Tomahawk

Adelaide - Australie [Heaven] - dimanche 07 décembre 2003

Tout abasourdi encore par la prestation des Melvins, j'attend patiemment que Tomahawk foule la scène à son tour. Le public doit subir le même manège précédemment vécu, mais cela ne semble pas le contrarier le moins du monde. Par chance le kit de Stanier est plus conventionnel et il ne lui faudra qu'un petit quart d'heure pour mettre en place tous les éléments de sa batterie ainsi que d'en régler les micros. Duane Denison quant à lui fait vite, Kevin Rutmanis est déjà chaud et son ampli basse fume déjà. Mike Patton doit se placer au centre de la scène avec ses deux pupitres. Tout cela sous les sonorités d'une sorte de DJ quadragénaire de Sydney qui nous avait accueilli au début de la soirée avec des chansons vraiment amusantes mêlées a des projections hilarantes des années 60/70, bougeant au rythme de la musique d'une facon sadique et désinvolte a la fois. Un personnage assez effrayant en somme. Se rappeler de la scène de Reservoir Dogs et du titre "Stuck In The Middle With You" pourrait aider à décrire le personnage parfaitement.

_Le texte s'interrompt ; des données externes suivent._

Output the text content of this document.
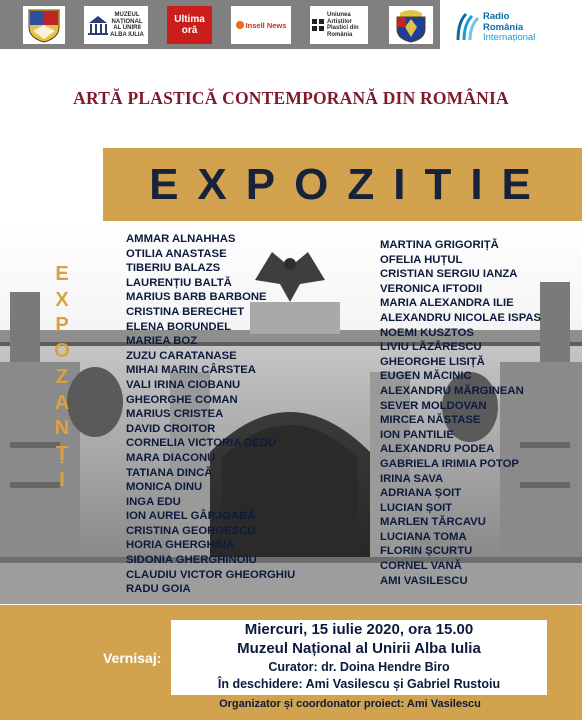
MUZEUL NAȚIONAL AL UNIRII ALBA IULIA
Ultima oră	Insell News
Uniunea Artiștilor Plastici din România
Radio
România
Internațional
ARTĂ PLASTICĂ CONTEMPORANĂ DIN ROMÂNIA
EXPOZITIE
E
X
P
O
Z
A
N
Ț
I
AMMAR ALNAHHAS
OTILIA ANASTASE
TIBERIU BALAZS
LAURENȚIU BALTĂ
MARIUS BARB BARBONE
CRISTINA BERECHET
ELENA BORUNDEL
MARIEA BOZ
ZUZU CARATANASE
MIHAI MARIN CÂRSTEA
VALI IRINA CIOBANU
GHEORGHE COMAN
MARIUS CRISTEA
DAVID CROITOR
CORNELIA VICTORIA DEDU
MARA DIACONU
TATIANA DINCĂ
MONICA DINU
INGA EDU
ION AUREL GÂRJOABĂ
CRISTINA GEORGESCU
HORIA GHERGHINA
SIDONIA GHERGHINOIU
CLAUDIU VICTOR GHEORGHIU
RADU GOIA
MARTINA GRIGORIȚĂ
OFELIA HUȚUL
CRISTIAN SERGIU IANZA
VERONICA IFTODII
MARIA ALEXANDRA ILIE
ALEXANDRU NICOLAE ISPAS
NOEMI KUSZTOS
LIVIU LĂZĂRESCU
GHEORGHE LISIȚĂ
EUGEN MĂCINIC
ALEXANDRU MĂRGINEAN
SEVER MOLDOVAN
MIRCEA NĂSTASE
ION PANTILIE
ALEXANDRU PODEA
GABRIELA IRIMIA POTOP
IRINA SAVA
ADRIANA ȘOIT
LUCIAN ȘOIT
MARLEN TĂRCAVU
LUCIANA TOMA
FLORIN ȘCURTU
CORNEL VANĂ
AMI VASILESCU
Vernisaj:
Miercuri, 15 iulie 2020, ora 15.00
Muzeul Național al Unirii Alba Iulia
Curator: dr. Doina Hendre Biro
În deschidere: Ami Vasilescu și Gabriel Rustoiu
Organizator și coordonator proiect: Ami Vasilescu
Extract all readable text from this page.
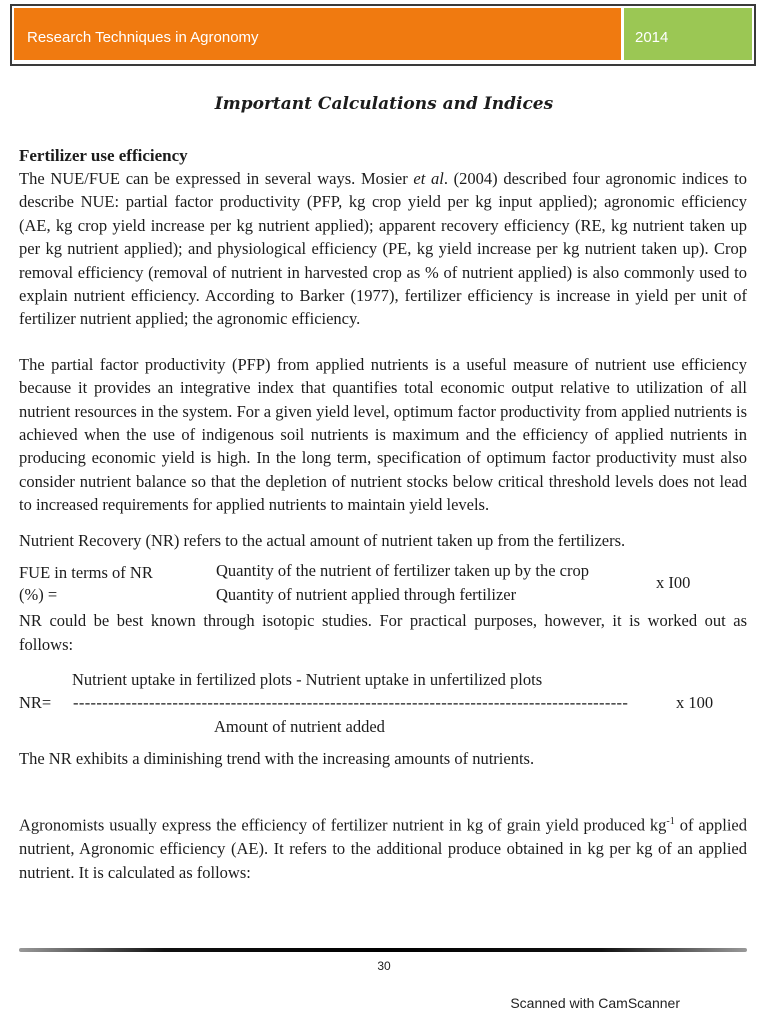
Research Techniques in Agronomy	2014
Important Calculations and Indices
Fertilizer use efficiency

The NUE/FUE can be expressed in several ways. Mosier et al. (2004) described four agronomic indices to describe NUE: partial factor productivity (PFP, kg crop yield per kg input applied); agronomic efficiency (AE, kg crop yield increase per kg nutrient applied); apparent recovery efficiency (RE, kg nutrient taken up per kg nutrient applied); and physiological efficiency (PE, kg yield increase per kg nutrient taken up). Crop removal efficiency (removal of nutrient in harvested crop as % of nutrient applied) is also commonly used to explain nutrient efficiency. According to Barker (1977), fertilizer efficiency is increase in yield per unit of fertilizer nutrient applied; the agronomic efficiency.

The partial factor productivity (PFP) from applied nutrients is a useful measure of nutrient use efficiency because it provides an integrative index that quantifies total economic output relative to utilization of all nutrient resources in the system. For a given yield level, optimum factor productivity from applied nutrients is achieved when the use of indigenous soil nutrients is maximum and the efficiency of applied nutrients in producing economic yield is high. In the long term, specification of optimum factor productivity must also consider nutrient balance so that the depletion of nutrient stocks below critical threshold levels does not lead to increased requirements for applied nutrients to maintain yield levels.

Nutrient Recovery (NR) refers to the actual amount of nutrient taken up from the fertilizers.

FUE in terms of NR
(%) =
Quantity of the nutrient of fertilizer taken up by the crop
Quantity of nutrient applied through fertilizer
x I00

NR could be best known through isotopic studies. For practical purposes, however, it is worked out as follows:

Nutrient uptake in fertilized plots - Nutrient uptake in unfertilized plots
NR= -----------------------------------------------------------------------------------------------	x 100
Amount of nutrient added

The NR exhibits a diminishing trend with the increasing amounts of nutrients.

Agronomists usually express the efficiency of fertilizer nutrient in kg of grain yield produced $kg^{-1}$ of applied nutrient, Agronomic efficiency (AE). It refers to the additional produce obtained in kg per kg of an applied nutrient. It is calculated as follows:

30
Scanned with CamScanner
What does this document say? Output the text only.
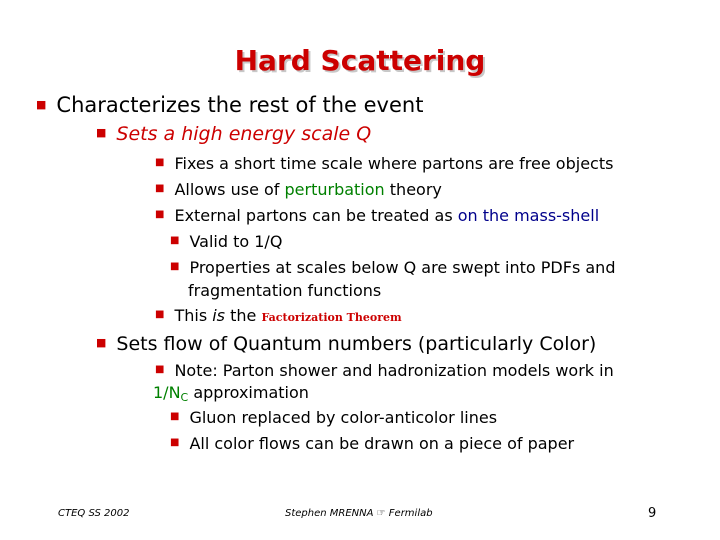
Hard Scattering
■ Characterizes the rest of the event
■ Sets a high energy scale Q
■ Fixes a short time scale where partons are free objects
■ Allows use of perturbation theory
■ External partons can be treated as on the mass-shell
■ Valid to 1/Q
■ Properties at scales below Q are swept into PDFs and
fragmentation functions
■ This is the Factorization Theorem
■ Sets flow of Quantum numbers (particularly Color)
■ Note: Parton shower and hadronization models work in
$1/N_C$ approximation
■ Gluon replaced by color-anticolor lines
■ All color flows can be drawn on a piece of paper
CTEQ SS 2002	Stephen MRENNA ☞ Fermilab	9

Mon dos me fait atrocément souffrir d'être rester trop longtemps debout mais je reste à mon poste. J'ai bien fait ! Duane Denison en chemise étincelante se positionne à deux mêtres de moi. Stanier le déguingandé s'installe derrière les fûts, Rutmanis s'est débarassé de sa toge et attrape sa basse, tandis que Patton débarque arborant un collier/serre-tête en cuir clouté, tendance sado-maso et une chemise de cowboy, ou une étoile de sheriff y est épinglée. Là où le set des Eurockéenes était plutot langoureux dans la nuit noire, celui-ci a été explosif. On reconnait le son de la caisse claire piccolo de Stanier qui a fait les grandes heures de Helmet. Son jeu est implacable, direct, massif et racé a la fois. Rutmanis (ex-The Cows, Melvins) demande plus de son, nos oreilles bourdonnent. Denison (ex-The Jesus Lizard) écarte ses doigts sur son manche de guitare, jazzy à souhait, d'une grande sobriété et humilité. Patton, hululle, utilise toute sorte d'ustensiles dont un jouet pour enfant pour créer une ambiance hors du commun. Il demandera "who is holding drugs ?" et invitera le possesseur à venir backstage pour en offrir à Duane qui se met a sourire doucement comme gêné.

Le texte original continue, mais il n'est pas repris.